Do ask a single question with a single goal
Audience Q&A sessions typically have too many questions and too little time. If you get to ask one of these questions, limit yourself to just one. Don’t try to game the system and sneak in two questions for the price of one. Be respectful of your fellow audience members and relinquish the mic after one question.
Don’t ask binary questions (unless you really mean to)
Binary questions have two outcomes: yes or no, true or false. Are you excited? Yes. Great, next question. They require the bare minimum to be fulfilled. Most speakers I’ve seen volunteer extra information in their response, but they have to infer what the other person wants to know.
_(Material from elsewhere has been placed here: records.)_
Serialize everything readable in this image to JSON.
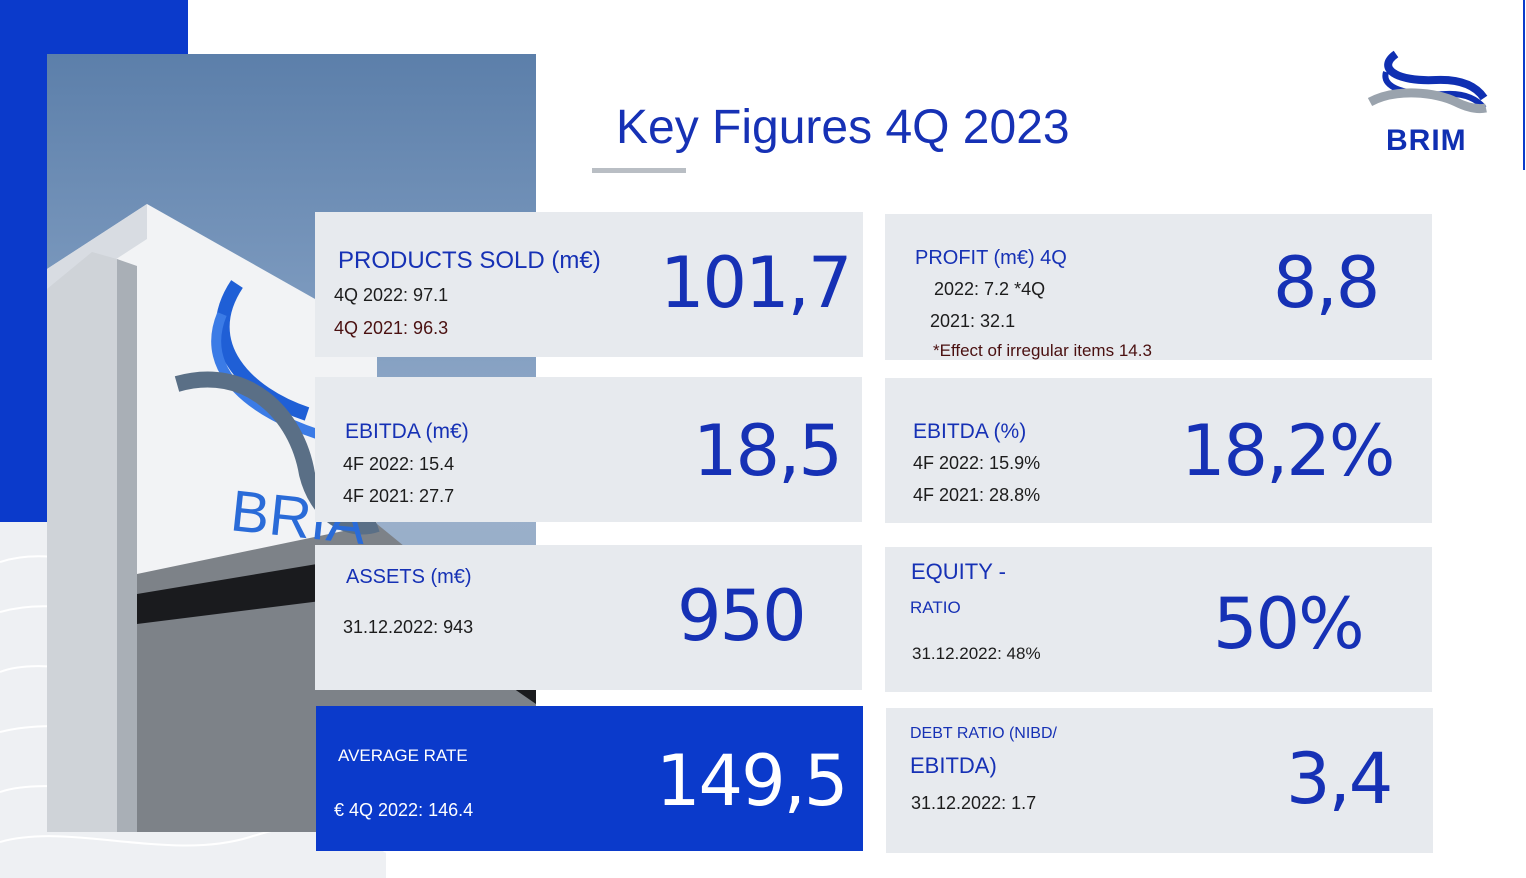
{
  "page": {
    "title": "Key Figures 4Q 2023",
    "logo_text": "BRIM",
    "photo_sign_text": "BRIA"
  },
  "cards": {
    "products_sold": {
      "label": "PRODUCTS SOLD (m€)",
      "sub1": "4Q 2022: 97.1",
      "sub2": "4Q 2021: 96.3",
      "value": "101,7"
    },
    "profit": {
      "label": "PROFIT (m€) 4Q",
      "sub1": "2022: 7.2 *4Q",
      "sub2": "2021: 32.1",
      "note": "*Effect of irregular items 14.3",
      "value": "8,8"
    },
    "ebitda": {
      "label": "EBITDA (m€)",
      "sub1": "4F 2022: 15.4",
      "sub2": "4F 2021: 27.7",
      "value": "18,5"
    },
    "ebitda_pct": {
      "label": "EBITDA (%)",
      "sub1": "4F 2022: 15.9%",
      "sub2": "4F 2021: 28.8%",
      "value": "18,2%"
    },
    "assets": {
      "label": "ASSETS (m€)",
      "sub1": "31.12.2022: 943",
      "value": "950"
    },
    "equity": {
      "label1": "EQUITY -",
      "label2": "RATIO",
      "sub1": "31.12.2022: 48%",
      "value": "50%"
    },
    "average_rate": {
      "label": "AVERAGE RATE",
      "sub1": "€ 4Q 2022: 146.4",
      "value": "149,5"
    },
    "debt_ratio": {
      "label1": "DEBT RATIO (NIBD/",
      "label2": "EBITDA)",
      "sub1": "31.12.2022: 1.7",
      "value": "3,4"
    }
  },
  "colors": {
    "brand_blue": "#0b3acb",
    "text_blue": "#1631b5",
    "card_bg": "#e7eaee"
  }
}
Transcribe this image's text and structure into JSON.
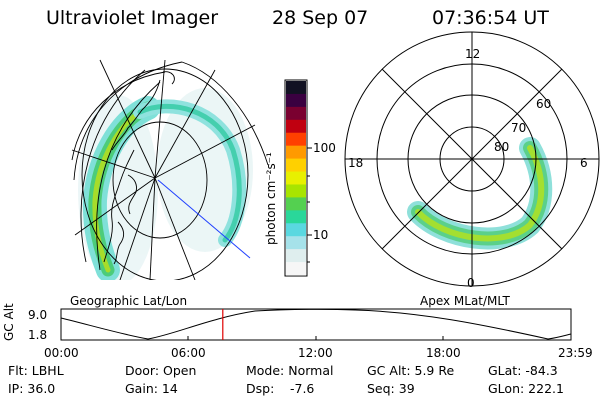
{
  "header": {
    "title": "Ultraviolet Imager",
    "date": "28 Sep 07",
    "time": "07:36:54 UT"
  },
  "colorbar": {
    "unit_label": "photon cm⁻²s⁻¹",
    "ticks": [
      {
        "label": "100"
      },
      {
        "label": "10"
      }
    ],
    "colors": [
      "#111122",
      "#3a0040",
      "#7a0030",
      "#c00010",
      "#ff4000",
      "#ff9a00",
      "#ffd000",
      "#e8f000",
      "#a8e400",
      "#54d050",
      "#2ad79a",
      "#5ad8e0",
      "#a6e2ea",
      "#dfeeee",
      "#f6f6f6"
    ]
  },
  "left_map": {
    "caption": "Geographic Lat/Lon"
  },
  "right_polar": {
    "caption": "Apex MLat/MLT",
    "mlt_labels": [
      "12",
      "18",
      "6",
      "0"
    ],
    "lat_labels": [
      "60",
      "70",
      "80"
    ]
  },
  "timeline": {
    "ylabel": "GC Alt",
    "ytick_top": "9.0",
    "ytick_bottom": "1.8",
    "xticks": [
      "00:00",
      "06:00",
      "12:00",
      "18:00",
      "23:59"
    ],
    "marker_hour": 7.615,
    "marker_color": "#e00000"
  },
  "info": {
    "filter": "Flt: LBHL",
    "ip": "IP: 36.0",
    "door": "Door: Open",
    "gain": "Gain: 14",
    "mode": "Mode: Normal",
    "dsp_label": "Dsp:",
    "dsp_value": "-7.6",
    "gc_alt": "GC Alt: 5.9 Re",
    "seq": "Seq: 39",
    "glat": "GLat: -84.3",
    "glon": "GLon: 222.1"
  }
}
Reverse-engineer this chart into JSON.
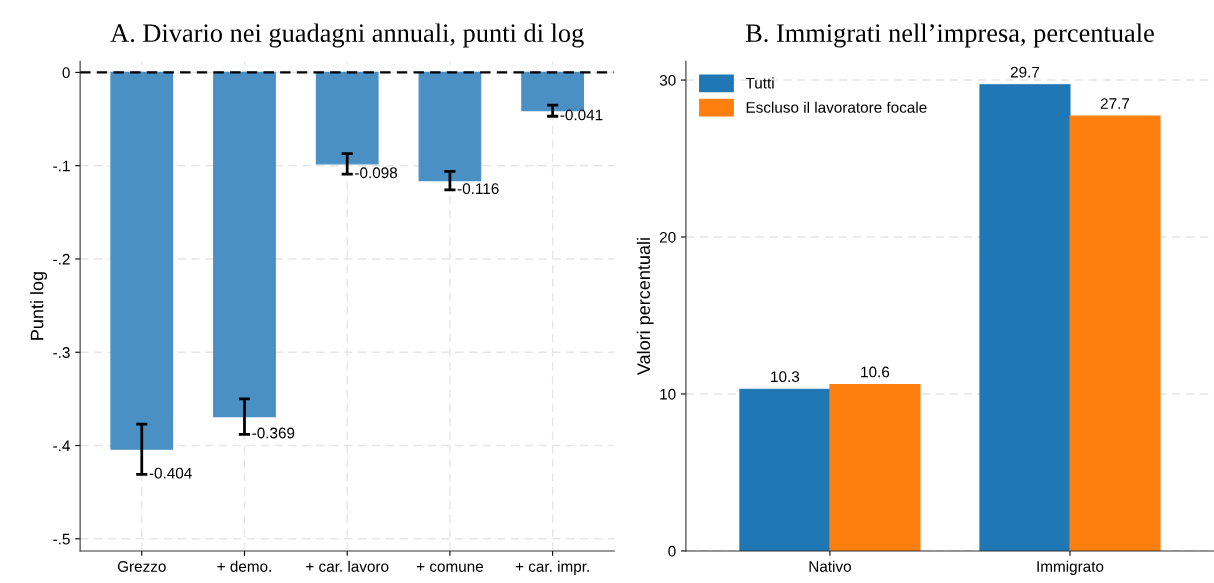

Don’t make the speaker guess.
Do ask questions that invite a story
The best insights come from stories. Start your question with what, why, or how to tease out this information. Learning that a film director is excited about a project isn’t all that interesting. But learning about their childhood spent exploring caves and forests, and how that inspired their project, is. Ask questions that invite these stories.
Don’t ask unrelated questions (unless otherwise stated)
This point may sound obvious, but I’ve seen too many good questions shot down by bad timing. If a room full of people paid to hear about X, and you ask about Y, there’s a good chance all you’ll get is, “Sorry, we’re not discussing that topic at this time.” No one wants to hear that. It’s just a few steps removed for a parent scolding a child.
Do ask questions related to the topic discussed
Staying on topic is a win-win for the entire room. You get to ask a great question, the audience learns something new, and the presenter may even update their presentation proper with the information discussed. If the presentation is more casual or open-ended, feel free to go wild. Otherwise, keep it relevant.
Making it all the way to the microphone only to instantly forget your question feels like a living nightmare. If this happens to you, cut your losses. Don’t dig yourself into a hole by improvising something on the spot. Toss out a, “Oh, sorry, my question was already addressed.” and slip away as gracefully as possible.
Jot down the beginning of your question in your phone or on a slip of paper. No need to write out the whole thing. The first few words are typically enough to jog your memory and let that momentum carry you through the rest of the question. Writing down even part of your questions also helps you codify exactly what you’re asking.